A crise segundo Einstein

por Antonio Carlos Del Nero

Albert Einstein nasceu na Alemanha, mas escolheu os Estados Unidos para viver durante certo tempo de sua vida. É criador da teoria da relatividade que revolucionou o mundo na sua época e continua revolucionando até nossos dias. Ganhou o Prêmio Nobel de Física de 1921 pela correta explicação do efeito fotoeléctrico. O seu trabalho teórico possibilitou o desenvolvimento da energia atômica, porém não era essa a sua intenção.

A teoria da relatividade fez Einstein famoso mundialmente e, na cultura popular, se tornou sinômimo de gênio. Einstein é o gênio da Ciência. Foi eleito pela revista Time como a “Pessoa do Século” e a sua foto mostrando a língua é uma das mais conhecidas em todo o mundo. Porém, sua vida nem sempre foi fácil. Enfrentou diversas crises, inclusive financeira. Quando apresentou a sua teoria foi desacreditado e até humilhado pelos cientistas da sua época.

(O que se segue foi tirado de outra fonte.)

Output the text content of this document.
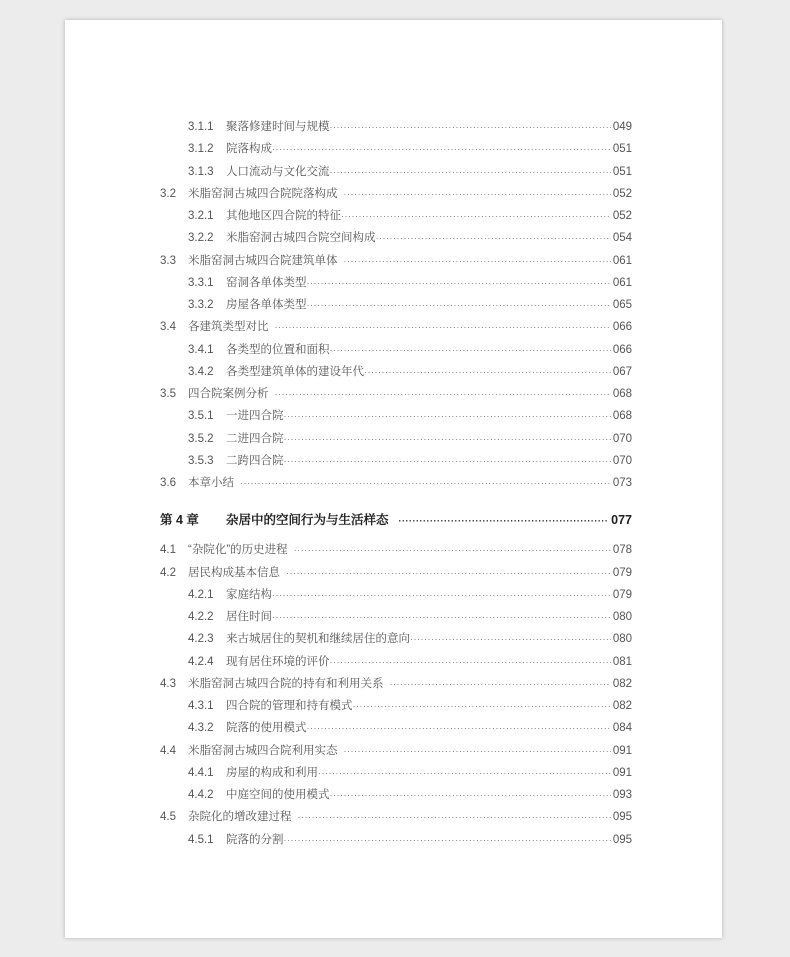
3.1.1	聚落修建时间与规模 ·····	049
3.1.2	院落构成 ·····	051
3.1.3	人口流动与文化交流 ·····	051
3.2	米脂窑洞古城四合院院落构成 ·····	052
3.2.1	其他地区四合院的特征 ·····	052
3.2.2	米脂窑洞古城四合院空间构成 ·····	054
3.3	米脂窑洞古城四合院建筑单体 ·····	061
3.3.1	窑洞各单体类型 ·····	061
3.3.2	房屋各单体类型 ·····	065
3.4	各建筑类型对比 ·····	066
3.4.1	各类型的位置和面积 ·····	066
3.4.2	各类型建筑单体的建设年代 ·····	067
3.5	四合院案例分析 ·····	068
3.5.1	一进四合院 ·····	068
3.5.2	二进四合院 ·····	070
3.5.3	二跨四合院 ·····	070
3.6	本章小结 ·····	073
第 4 章	杂居中的空间行为与生活样态 ·····	077
4.1	“杂院化”的历史进程 ·····	078
4.2	居民构成基本信息 ·····	079
4.2.1	家庭结构 ·····	079
4.2.2	居住时间 ·····	080
4.2.3	来古城居住的契机和继续居住的意向 ·····	080
4.2.4	现有居住环境的评价 ·····	081
4.3	米脂窑洞古城四合院的持有和利用关系 ·····	082
4.3.1	四合院的管理和持有模式 ·····	082
4.3.2	院落的使用模式 ·····	084
4.4	米脂窑洞古城四合院利用实态 ·····	091
4.4.1	房屋的构成和利用 ·····	091
4.4.2	中庭空间的使用模式 ·····	093
4.5	杂院化的增改建过程 ·····	095
4.5.1	院落的分割 ·····	095
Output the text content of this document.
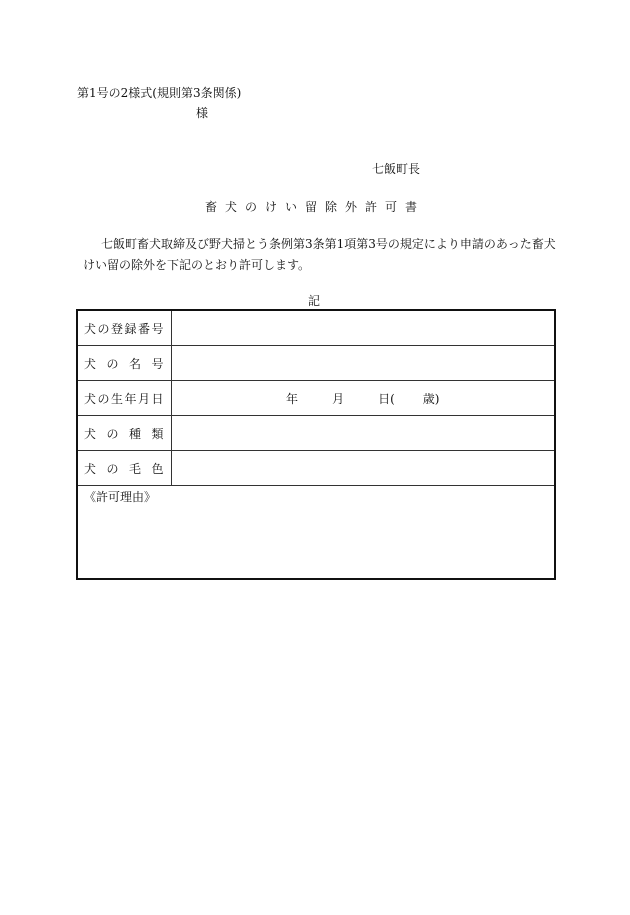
第1号の2様式(規則第3条関係)
様
七飯町長
畜犬のけい留除外許可書

七飯町畜犬取締及び野犬掃とう条例第3条第1項第3号の規定により申請のあった畜犬

けい留の除外を下記のとおり許可します。

記
犬の登録番号	
犬の名号	
犬の生年月日	年 月 日( 歳)

犬の種類	
犬の毛色	
《許可理由》	
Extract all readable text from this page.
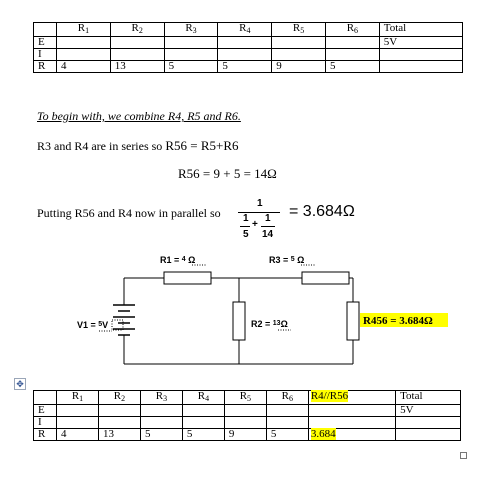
	$R_1$	$R_2$	$R_3$	$R_4$	$R_5$	$R_6$	Total
E							5V
I							
R	4	13	5	5	9	5	
To begin with, we combine R4, R5 and R6.
R3 and R4 are in series so R56 = R5+R6
R56 = 9 + 5 = 14Ω
Putting R56 and R4 now in parallel so
1
1 1
+
5 14
= 3.684Ω
R1 = $^4$ Ω	R3 = $^5$ Ω
R2 = $^{13}$Ω
V1 = $^5$V	R456 = 3.684Ω
✥
	$R_1$	$R_2$	$R_3$	$R_4$	$R_5$	$R_6$	R4//R56	Total
E								5V
I								
R	4	13	5	5	9	5	3.684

Incentivado por sua mulher, Mileva Maric, que também era cientista, não desanimou e após alguns anos da publicação de sua teoria foi convidado, no ano de 1914, por Max Planck para lecionar na Universidade de Berlim, a mais importante universidade da época. Logo depois, irrompia a Primeira Guerra Mundial.

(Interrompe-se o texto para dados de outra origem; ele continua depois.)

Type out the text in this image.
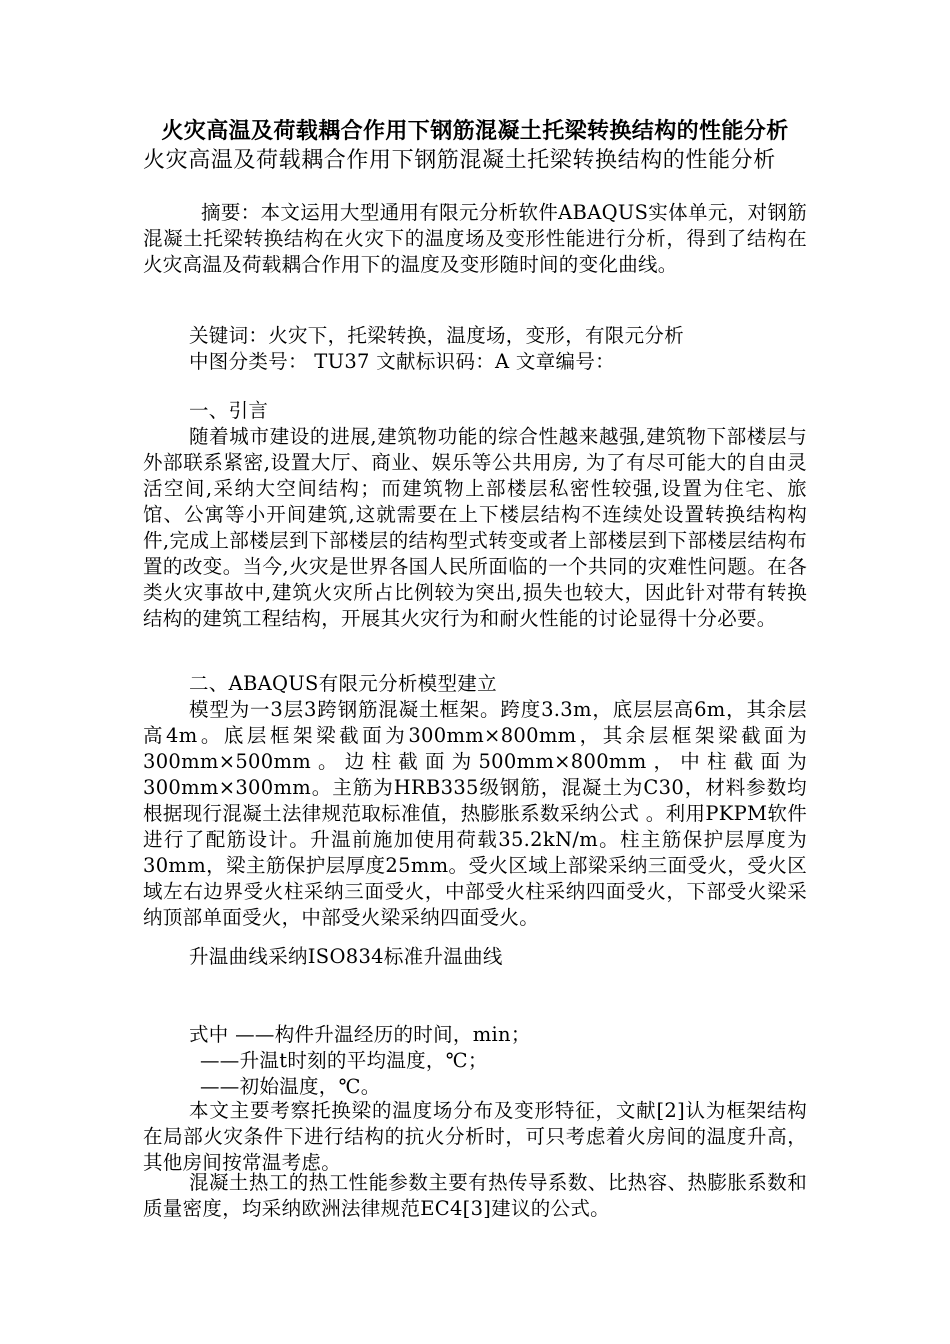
火灾高温及荷载耦合作用下钢筋混凝土托梁转换结构的性能分析
火灾高温及荷载耦合作用下钢筋混凝土托梁转换结构的性能分析
摘要：本文运用大型通用有限元分析软件ABAQUS实体单元，对钢筋混凝土托梁转换结构在火灾下的温度场及变形性能进行分析，得到了结构在火灾高温及荷载耦合作用下的温度及变形随时间的变化曲线。
关键词：火灾下，托梁转换，温度场，变形，有限元分析
中图分类号： TU37 文献标识码：A 文章编号：
一、引言
随着城市建设的进展,建筑物功能的综合性越来越强,建筑物下部楼层与外部联系紧密,设置大厅、商业、娱乐等公共用房, 为了有尽可能大的自由灵活空间,采纳大空间结构；而建筑物上部楼层私密性较强,设置为住宅、旅馆、公寓等小开间建筑,这就需要在上下楼层结构不连续处设置转换结构构件,完成上部楼层到下部楼层的结构型式转变或者上部楼层到下部楼层结构布置的改变。当今,火灾是世界各国人民所面临的一个共同的灾难性问题。在各类火灾事故中,建筑火灾所占比例较为突出,损失也较大，因此针对带有转换结构的建筑工程结构，开展其火灾行为和耐火性能的讨论显得十分必要。
二、ABAQUS有限元分析模型建立
模型为一3层3跨钢筋混凝土框架。跨度3.3m，底层层高6m，其余层高4m。底层框架梁截面为300mm×800mm，其余层框架梁截面为300mm×500mm。边柱截面为500mm×800mm，中柱截面为300mm×300mm。主筋为HRB335级钢筋，混凝土为C30，材料参数均根据现行混凝土法律规范取标准值，热膨胀系数采纳公式 。利用PKPM软件进行了配筋设计。升温前施加使用荷载35.2kN/m。柱主筋保护层厚度为30mm，梁主筋保护层厚度25mm。受火区域上部梁采纳三面受火，受火区域左右边界受火柱采纳三面受火，中部受火柱采纳四面受火，下部受火梁采纳顶部单面受火，中部受火梁采纳四面受火。
升温曲线采纳ISO834标准升温曲线
式中 ——构件升温经历的时间，min；
——升温t时刻的平均温度，℃；
——初始温度，℃。
本文主要考察托换梁的温度场分布及变形特征，文献[2]认为框架结构在局部火灾条件下进行结构的抗火分析时，可只考虑着火房间的温度升高，其他房间按常温考虑。
混凝土热工的热工性能参数主要有热传导系数、比热容、热膨胀系数和质量密度，均采纳欧洲法律规范EC4[3]建议的公式。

Vivemos atualmente uma crise econômica mundial, enraizada nos Estados Unidos, propagada pelo globo. Dizem que é uma crise tão grave quanto a de 1929 , vivenciada por Einstein, quando quebrou a bolsa de Nova Iorque. As lições deixadas por Einstein não foram só no campo científico. As palavras abaixo descritas são de sua autoria e merecem reflexões:

“Não pretendemos que as coisas mudem, se sempre fazemos o mesmo. A crise é a melhor benção que pode ocorrer com as pessoas e países, porque a crise traz progressos. A criatividade nasce da angústia, como o dia nasce da noite escura. É na crise que nascem as invenções, os descobrimentos e as grandes estratégias. Quem supera a crise, supera a si mesmo sem ficar superado.

Quem atribui à crise seus fracassos e penúrias, violenta seu próprio talento e respeita mais aos problemas do que as soluções. A verdadeira crise é a crise da incompetência. O inconveniente das pessoas e dos países é a esperança de encontrar as saídas e soluções fáceis. Sem crise não há desafios, sem desafios, a vida é uma rotina, uma lenta agonia. Sem crise não há mérito. É na crise que se aflora o melhor de cada um. Falar de crise é promovê-la, e calar-se sobre ela é exaltar o conformismo. Em vez disso, trabalhemos duro. Acabemos de uma vez com a única crise ameaçadora, que é a tragédia de não querer lutar para superá-la.”

Sem sombras de dúvidas a atual conjuntura econômica não é favorável e a queda da produção industrial provoca demissões em massa. A recessão econômica assola diversos países.
No Brasil, o governo do presidente Lula, que no começo da crise parecia pouco preocupado com a situação, mudou o tom de voz e agora toma várias medidas econômicas para enfrentá-la. Sua equipe econômica diminuiu impostos e tenta convencer o brasileiro de que a crise é passageira e que o caminho é continuar produzindo.

De acordo com as palavras de Einstein, algumas medidas tomadas pelo governo estão no rumo certo contra a crise. Poderia também aproveitar e tomar atitudes mais ousadas e éticas. Enxugar a máquina administrativa, reduzir gastos, principalmente acabar com o uso incontrolável dos famigerados cartões corporativos seria de bom grado para o povo brasileiro.